PEV: In all your traveling, which city, International or US, do you think offers the best appreciation for music? As well which has been your favorite to perform?

TS: Hm, hard to say. West Coast events and festivals are different–usually more eclectic, not to say better, just different. We played a very neat music festival in Mendocino, CA last year–went for several weeks in the summer and we were the only bluegrass. They claim to want us back, and we’d love to go. We played in England last year and they were a very good audience too.

PEV: Who is in your CD player or on your iPod right now?

TS: Been listening to the following: Dock Boggs, Tommy Emmanuel, the Beatles, Ringo Starr, Paul McCartney, Andy McKee, Paul Simon, Jimmy Webb.

PEV: Is there an up and coming artist you think we should all be looking into today?

TS: Infamous Stringdusters. I produced their first record, great, great stuff. Vanguard of what bluegrass will become.

PEV: On the day of a show are there any special rituals you have to do or superstitions you have for a good show?

TS: Not really. PEV: How has life on the road been for you? Best and worst parts?

TS: Best part is seeing so many places. I’m a gypsy at heart anyway, so that works out great. Worst part is being away from home. My son is 16 now and I know he won’t be around the house too much longer. Good news is, he’s been selling merch for us!

PEV: What’s one thing we’d be surprised to hear about the members of Blue Highway?

TS: Shawn built the house he lived in by hand in Southwest Virginia. Jason can play jazz fluently on the guitar. Wayne was a truck driver for 18 years before this band started. Rob played on the last two Merle Haggard records and stayed at Merle’s place in California. I played on one song on the upcoming Willie Nelson record on Lost Highway.

PEV: When you are not traveling or performing, what can we find you doing in your down time?
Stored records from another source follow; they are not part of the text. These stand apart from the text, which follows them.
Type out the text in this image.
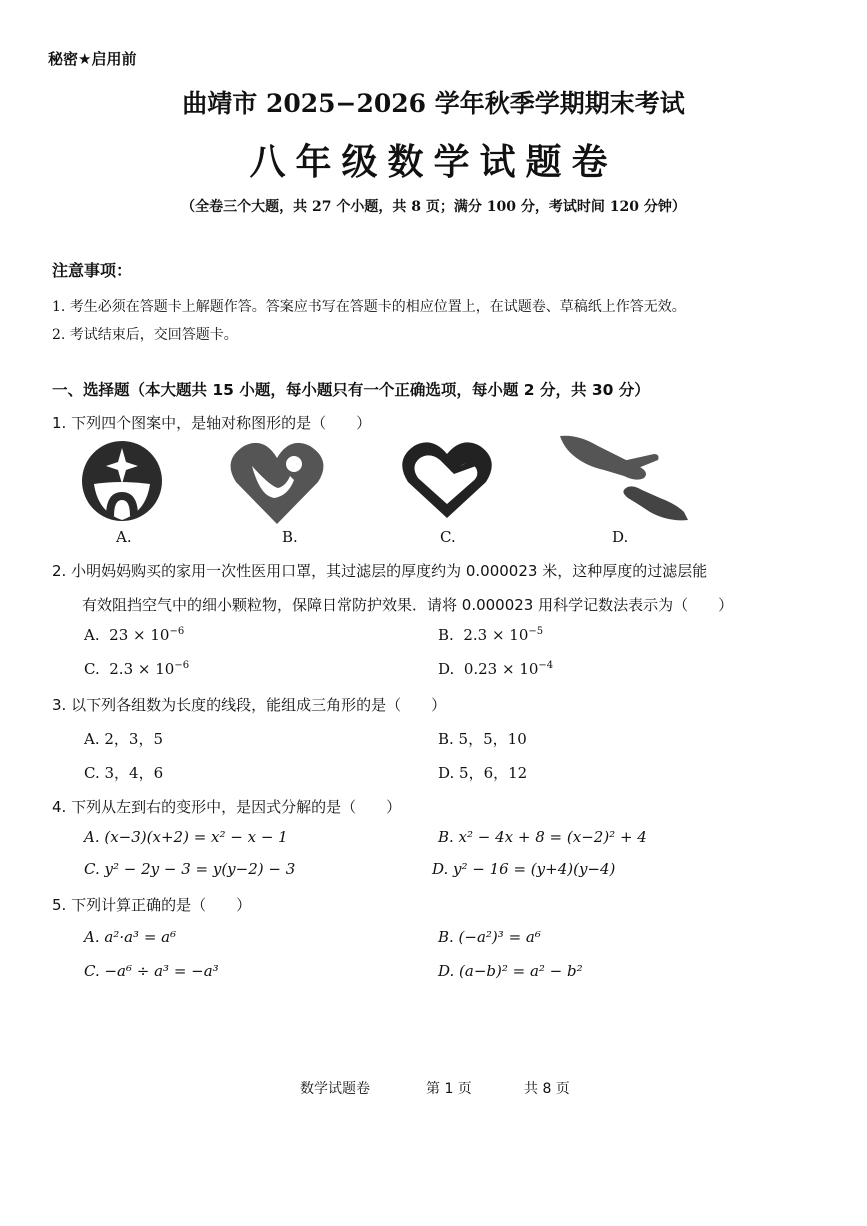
秘密★启用前
曲靖市 2025−2026 学年秋季学期期末考试
八年级数学试题卷
（全卷三个大题，共 27 个小题，共 8 页；满分 100 分，考试时间 120 分钟）
注意事项：
1. 考生必须在答题卡上解题作答。答案应书写在答题卡的相应位置上，在试题卷、草稿纸上作答无效。
2. 考试结束后，交回答题卡。
一、选择题（本大题共 15 小题，每小题只有一个正确选项，每小题 2 分，共 30 分）
1. 下列四个图案中，是轴对称图形的是（　　）
A.	B.	C.	D.
2. 小明妈妈购买的家用一次性医用口罩，其过滤层的厚度约为 0.000023 米，这种厚度的过滤层能
有效阻挡空气中的细小颗粒物，保障日常防护效果．请将 0.000023 用科学记数法表示为（　　）
A. $23 \times 10^{-6}$	B. $2.3 \times 10^{-5}$
C. $2.3 \times 10^{-6}$	D. $0.23 \times 10^{-4}$
3. 以下列各组数为长度的线段，能组成三角形的是（　　）
A. 2，3，5	B. 5，5，10
C. 3，4，6	D. 5，6，12
4. 下列从左到右的变形中，是因式分解的是（　　）
A. (x−3)(x+2) = x² − x − 1	B. x² − 4x + 8 = (x−2)² + 4
C. y² − 2y − 3 = y(y−2) − 3	D. y² − 16 = (y+4)(y−4)
5. 下列计算正确的是（　　）
A. a²·a³ = a⁶	B. (−a²)³ = a⁶
C. −a⁶ ÷ a³ = −a³	D. (a−b)² = a² − b²
数学试题卷	第 1 页	共 8 页
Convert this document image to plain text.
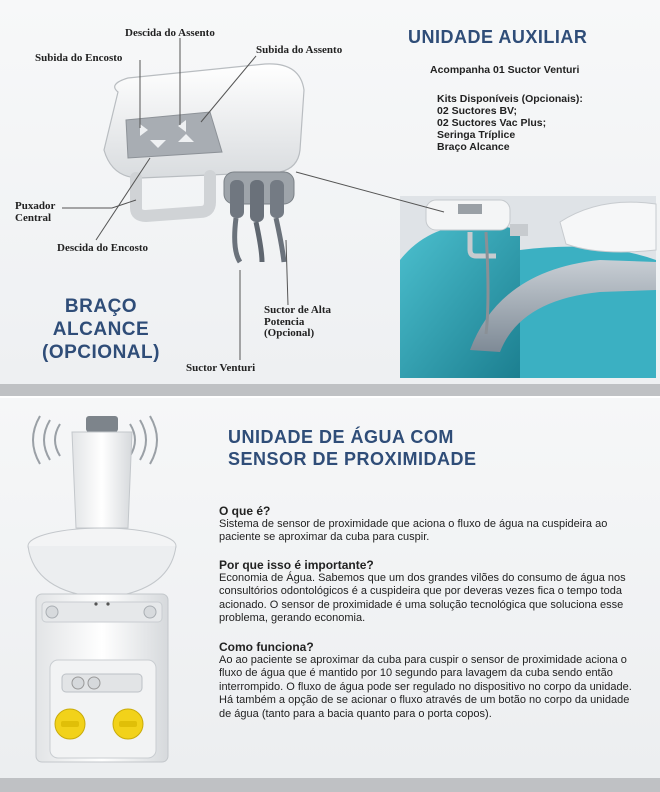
UNIDADE AUXILIAR
Acompanha 01 Suctor Venturi
Kits Disponíveis (Opcionais):
02 Suctores BV;
02 Suctores Vac Plus;
Seringa Tríplice
Braço Alcance
Descida do Assento
Subida do Assento
Subida do Encosto
Puxador
Central
Descida do Encosto
Suctor de Alta
Potencia
(Opcional)
Suctor Venturi
BRAÇO
ALCANCE
(OPCIONAL)
UNIDADE DE ÁGUA COM
SENSOR DE PROXIMIDADE
O que é?

Sistema de sensor de proximidade que aciona o fluxo de água na cuspideira ao paciente se aproximar da cuba para cuspir.

Por que isso é importante?

Economia de Água. Sabemos que um dos grandes vilões do consumo de água nos consultórios odontológicos é a cuspideira que por deveras vezes fica o tempo toda acionado. O sensor de proximidade é uma solução tecnológica que soluciona esse problema, gerando economia.

Como funciona?

Ao ao paciente se aproximar da cuba para cuspir o sensor de proximidade aciona o fluxo de água que é mantido por 10 segundo para lavagem da cuba sendo então interrompido. O fluxo de água pode ser regulado no dispositivo no corpo da unidade. Há também a opção de se acionar o fluxo através de um botão no corpo da unidade de água (tanto para a bacia quanto para o porta copos).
TS: Songwriting. I do a lot of co-writing with folks like Bobby Starnes, Steve Gulley, Kim Williams and Larry Shell, Wood Newton, Ronnie Bowman, Jon Weisberger, Carl Jackson, and others. I’m also hard at work trying to finish a biography of Tony Rice with my co-writer Caroline Wright and starting up a new press, Word of Mouth Press. I also teach at music camps like Nashcamp, CBA Music Camp (California) and most of the other bluegrass-oriented ones. Producing can be fun, as can sessions, playing and recording with folks you don’t usually get to have that experience with. Hang out at my buddy Bobby’s just having a good time. I play chess and like to read also. Get to the gym three or four days a week when I’m home. I’m a big fan of college football and college sports in general. Especially University of Tennessee, a passion kindled in my youth by John Ward, no doubt the greatest announcer in world history.
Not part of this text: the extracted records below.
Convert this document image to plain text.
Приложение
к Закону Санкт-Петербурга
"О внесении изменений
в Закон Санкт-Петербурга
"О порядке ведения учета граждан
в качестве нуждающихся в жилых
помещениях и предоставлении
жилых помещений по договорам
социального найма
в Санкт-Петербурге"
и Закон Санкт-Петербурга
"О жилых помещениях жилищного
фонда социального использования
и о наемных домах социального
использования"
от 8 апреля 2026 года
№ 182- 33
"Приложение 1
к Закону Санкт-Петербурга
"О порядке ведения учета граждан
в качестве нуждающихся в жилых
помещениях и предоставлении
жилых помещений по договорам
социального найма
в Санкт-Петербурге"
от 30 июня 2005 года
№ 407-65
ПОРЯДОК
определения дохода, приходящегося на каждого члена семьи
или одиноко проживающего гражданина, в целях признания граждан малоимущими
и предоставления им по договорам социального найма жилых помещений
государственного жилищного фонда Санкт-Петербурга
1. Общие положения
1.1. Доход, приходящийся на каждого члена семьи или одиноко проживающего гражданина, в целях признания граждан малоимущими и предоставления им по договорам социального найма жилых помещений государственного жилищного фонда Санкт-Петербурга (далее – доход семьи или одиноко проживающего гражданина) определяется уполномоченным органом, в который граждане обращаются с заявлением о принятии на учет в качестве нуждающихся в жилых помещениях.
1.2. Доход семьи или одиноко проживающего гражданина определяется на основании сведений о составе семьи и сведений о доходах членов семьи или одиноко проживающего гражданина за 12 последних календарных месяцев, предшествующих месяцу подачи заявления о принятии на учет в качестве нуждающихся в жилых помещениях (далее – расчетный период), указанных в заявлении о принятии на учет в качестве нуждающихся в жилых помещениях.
PEV: In one word, describe Blue Highway.

TS: Original.

PEV: Having released six acclaimed albums, received a GRAMMY nomination, topped the Bluegrass Unlimited radio charts, won a Dove Award and an astonishing 11 International Bluegrass Music Association awards, individually and collectively. What has been the most memorable part of your career as Blue Highway?

TS: This interview. Just kidding… I’d say just hearing the new songs that everyone has cached when we get together to work on a new record. I can just hear this stuff coming together to make a unique product.

PEV: What is next for Blue Highway?

TS: Just see how this new record does and learn to deal with the new climate of the music business. Our website is getting a major makeover (thanks to Betty Wheeler and the FINE folks at We’ve been together 14 years and I think the best music is ahead of us.